И Сервий Колаф быстро раздвинул руки обнимавшего ее геркулеса, но оторвать от убитого влипшую в него женщину Сервию так и не удалось – до тех пор, пока он не схватил ее за волосы и не рванул на себя.

И тут я увидел лицо танцовщицы. Потому что назвать ее Лусеной и матерью у меня и сейчас язык не поворачивается.

Медуза Горгона? Ламия, пожирающая людей?… Нет, всё не то! Потому что у этих женских чудовищ злобные, зверские лица. Ее же лицо, побелевшее от ярости и красное от крови, представь себе, дышало радостью, торжеством, упоением. И, выплюнув изо рта какой-то окровавленный кусок, это неистовое создание, безумно на меня глядя, проскрипела, прохрипела, прорычала каким-то утробным, словно загробным шепотом-криком:

«Беги! Беги!! Беги!!!»

Я побежал…

Надо еще выпить вина… На этот раз неразбавленного… Нет, лучше еще раз зайду в калдарий и там отогреюсь…

Дай-ка попробую произнести вслух какую-нибудь фразу… Да нет, конечно, не заикаюсь… Слишком живое у меня воображение…

В лаконик, в потельню… Вот хорошо… Сесть и не двигаться, пока не пройдет озноб…

И хватит, надо заканчивать с германскими воспоминаниями!..

XXVII. Историки подробно описывают, как происходило избиение оставшихся в лагере.

Но нам это, Луций, зачем? Я этого избиения не видел.

(2) Историки затем сообщают, что взятые в плен офицеры и солдаты были подвергнуты мучительным и унизительным казням.

Нет, Луций, то были не казни, а жертвоприношения. И это во-первых.

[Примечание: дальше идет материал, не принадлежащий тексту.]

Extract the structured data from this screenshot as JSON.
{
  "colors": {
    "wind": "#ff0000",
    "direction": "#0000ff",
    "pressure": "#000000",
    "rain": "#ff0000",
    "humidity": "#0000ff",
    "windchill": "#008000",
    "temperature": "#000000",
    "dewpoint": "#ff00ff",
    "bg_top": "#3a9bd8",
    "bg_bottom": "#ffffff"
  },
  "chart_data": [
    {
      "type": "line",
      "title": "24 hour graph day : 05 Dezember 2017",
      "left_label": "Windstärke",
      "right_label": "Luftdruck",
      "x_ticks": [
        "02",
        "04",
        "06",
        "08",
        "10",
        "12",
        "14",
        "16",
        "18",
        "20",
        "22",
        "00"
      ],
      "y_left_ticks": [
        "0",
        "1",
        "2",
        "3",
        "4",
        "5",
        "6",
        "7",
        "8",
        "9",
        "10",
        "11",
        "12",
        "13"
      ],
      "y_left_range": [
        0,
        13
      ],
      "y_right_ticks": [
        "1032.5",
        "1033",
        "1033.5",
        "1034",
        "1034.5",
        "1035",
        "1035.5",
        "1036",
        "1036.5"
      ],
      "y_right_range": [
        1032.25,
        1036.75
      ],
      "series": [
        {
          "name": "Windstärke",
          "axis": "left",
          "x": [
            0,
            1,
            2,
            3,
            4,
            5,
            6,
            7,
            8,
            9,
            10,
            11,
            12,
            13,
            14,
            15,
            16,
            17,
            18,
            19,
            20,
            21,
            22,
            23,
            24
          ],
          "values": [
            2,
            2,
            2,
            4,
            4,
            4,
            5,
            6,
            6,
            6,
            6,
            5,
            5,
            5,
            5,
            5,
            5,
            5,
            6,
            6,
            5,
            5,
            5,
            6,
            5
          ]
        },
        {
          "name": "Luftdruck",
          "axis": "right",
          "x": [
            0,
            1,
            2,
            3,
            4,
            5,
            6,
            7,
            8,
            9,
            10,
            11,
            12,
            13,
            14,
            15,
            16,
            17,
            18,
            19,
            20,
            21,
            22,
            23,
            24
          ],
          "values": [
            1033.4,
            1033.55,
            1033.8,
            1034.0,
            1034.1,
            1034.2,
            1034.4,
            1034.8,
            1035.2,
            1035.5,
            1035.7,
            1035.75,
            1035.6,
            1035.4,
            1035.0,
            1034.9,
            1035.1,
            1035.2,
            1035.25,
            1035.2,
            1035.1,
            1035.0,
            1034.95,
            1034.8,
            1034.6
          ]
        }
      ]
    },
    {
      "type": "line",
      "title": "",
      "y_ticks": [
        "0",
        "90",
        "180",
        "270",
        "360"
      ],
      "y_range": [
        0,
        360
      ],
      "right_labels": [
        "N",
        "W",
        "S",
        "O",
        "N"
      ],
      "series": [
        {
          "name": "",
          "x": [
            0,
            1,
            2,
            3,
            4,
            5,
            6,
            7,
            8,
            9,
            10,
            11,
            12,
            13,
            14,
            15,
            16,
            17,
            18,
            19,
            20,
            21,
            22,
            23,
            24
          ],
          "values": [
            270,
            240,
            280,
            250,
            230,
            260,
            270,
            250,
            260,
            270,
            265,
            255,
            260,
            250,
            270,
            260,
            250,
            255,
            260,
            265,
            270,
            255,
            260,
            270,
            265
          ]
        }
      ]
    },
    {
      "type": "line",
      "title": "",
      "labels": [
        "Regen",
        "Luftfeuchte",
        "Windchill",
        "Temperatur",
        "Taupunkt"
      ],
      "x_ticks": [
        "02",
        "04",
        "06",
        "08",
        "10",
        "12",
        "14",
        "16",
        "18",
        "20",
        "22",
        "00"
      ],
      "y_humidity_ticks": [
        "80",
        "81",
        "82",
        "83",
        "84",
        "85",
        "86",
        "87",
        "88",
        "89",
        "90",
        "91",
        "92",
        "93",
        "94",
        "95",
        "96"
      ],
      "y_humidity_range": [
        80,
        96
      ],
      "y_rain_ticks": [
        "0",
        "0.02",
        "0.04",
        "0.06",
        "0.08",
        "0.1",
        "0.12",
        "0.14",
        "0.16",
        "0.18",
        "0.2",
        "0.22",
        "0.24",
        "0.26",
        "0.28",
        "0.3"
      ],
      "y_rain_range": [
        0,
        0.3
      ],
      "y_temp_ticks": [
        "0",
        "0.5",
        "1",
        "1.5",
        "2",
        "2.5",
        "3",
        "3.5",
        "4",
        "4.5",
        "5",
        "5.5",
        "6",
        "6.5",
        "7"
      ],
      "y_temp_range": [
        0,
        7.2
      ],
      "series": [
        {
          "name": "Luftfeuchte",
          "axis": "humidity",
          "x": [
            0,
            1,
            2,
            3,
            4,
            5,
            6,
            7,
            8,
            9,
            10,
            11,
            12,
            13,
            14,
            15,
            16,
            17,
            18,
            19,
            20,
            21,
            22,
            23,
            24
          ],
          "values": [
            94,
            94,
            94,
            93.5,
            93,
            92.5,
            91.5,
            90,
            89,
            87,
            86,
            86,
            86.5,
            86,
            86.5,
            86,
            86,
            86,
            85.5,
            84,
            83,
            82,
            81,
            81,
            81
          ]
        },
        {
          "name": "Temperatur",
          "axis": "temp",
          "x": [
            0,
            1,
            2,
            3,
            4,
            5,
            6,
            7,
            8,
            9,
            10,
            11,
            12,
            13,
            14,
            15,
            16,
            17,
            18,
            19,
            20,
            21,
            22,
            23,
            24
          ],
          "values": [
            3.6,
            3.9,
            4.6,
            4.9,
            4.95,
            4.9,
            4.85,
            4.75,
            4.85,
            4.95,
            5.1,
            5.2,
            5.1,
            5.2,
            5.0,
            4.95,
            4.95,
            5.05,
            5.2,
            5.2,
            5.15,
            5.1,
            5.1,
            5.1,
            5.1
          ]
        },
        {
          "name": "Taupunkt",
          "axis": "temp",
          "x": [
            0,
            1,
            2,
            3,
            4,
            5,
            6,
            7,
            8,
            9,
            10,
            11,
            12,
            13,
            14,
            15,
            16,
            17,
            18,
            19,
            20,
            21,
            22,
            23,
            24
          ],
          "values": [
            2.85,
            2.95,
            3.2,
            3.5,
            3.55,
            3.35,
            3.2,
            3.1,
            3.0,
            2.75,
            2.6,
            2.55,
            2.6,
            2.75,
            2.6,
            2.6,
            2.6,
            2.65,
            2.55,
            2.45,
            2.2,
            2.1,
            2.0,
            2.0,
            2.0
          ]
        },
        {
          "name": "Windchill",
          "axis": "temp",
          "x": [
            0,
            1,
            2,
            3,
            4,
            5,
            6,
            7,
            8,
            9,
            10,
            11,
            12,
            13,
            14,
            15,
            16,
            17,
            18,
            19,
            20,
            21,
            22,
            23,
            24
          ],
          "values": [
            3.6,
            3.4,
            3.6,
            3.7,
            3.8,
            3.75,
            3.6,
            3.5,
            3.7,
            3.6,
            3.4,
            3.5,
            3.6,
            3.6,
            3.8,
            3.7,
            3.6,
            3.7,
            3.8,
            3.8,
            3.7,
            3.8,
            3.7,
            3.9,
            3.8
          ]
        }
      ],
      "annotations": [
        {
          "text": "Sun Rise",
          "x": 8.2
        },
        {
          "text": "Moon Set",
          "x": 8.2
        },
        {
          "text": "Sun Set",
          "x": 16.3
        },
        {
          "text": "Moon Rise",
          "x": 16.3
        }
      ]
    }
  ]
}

Во-вторых, произошли они не в день последнего сражения, а через два дня после разгрома. Ибо в восьмой день до октябрьских календ, сразу же после битвы, германские женщины бросили жребий и сказали: нет, день неблагоприятный. В седьмой день опять бросили – и снова отказали Арминию. И лишь на следующее утро радостно объявили: ныне можно славить и благодарить великих германских богов!

Тогда стали делить и сортировать пленных. Сначала на две группы: на тех, кого можно продать в рабство, и на тех, кого следует принести в жертву. Последних, в свою очередь, снова разделили – в соответствии с тем, каким богам собирались преподнести.

(3) С твоего позволения, несколько слов о германских богах. Ибо наши историки в них постоянно путаются. А ведь еще божественным Юлием замечено и записано: «Германцы веруют только в таких богов, которых они видят и которые им явно помогают, – а именно: в солнце, Вулкана и луну; об остальных богах они не знают и по слуху».

Три главных бога, таким образом, перечислены. Им до сих пор поклоняются германцы. Но называют их по-разному.

Солнце херуски называют Отаном, хатты – Вотаном, а марсы и бруктеры – Вальданом. Они представляют его себе одноглазым великаном, который единственным свои глазом всё видит и обо всех знает.

Луне они все поклоняются. Но марсы, например, полагают Луну мужчиной и называют Тамфаном, а бруктеры – женщиной и богиней Танфаной.

А третий их бог, которого божественный Юлий назвал Вулканом, а нынешние историки предпочитают именовать Геркулесом, – с одной стороны, он вроде бы, действительно, Вулкан, потому что изображается с молотом, а с другой стороны – скорее Геркулес, потому что великий воин, а не кузнец. И херуски, у которых он главный, называют его Сегом (отсюда, кстати, происходят имена некоторых их князей: Сегест, Сегимер, Сегимунд). Хатты называют его Сигом, марсы – Зигом. А как именуют его бруктеры, мне не удалось разузнать.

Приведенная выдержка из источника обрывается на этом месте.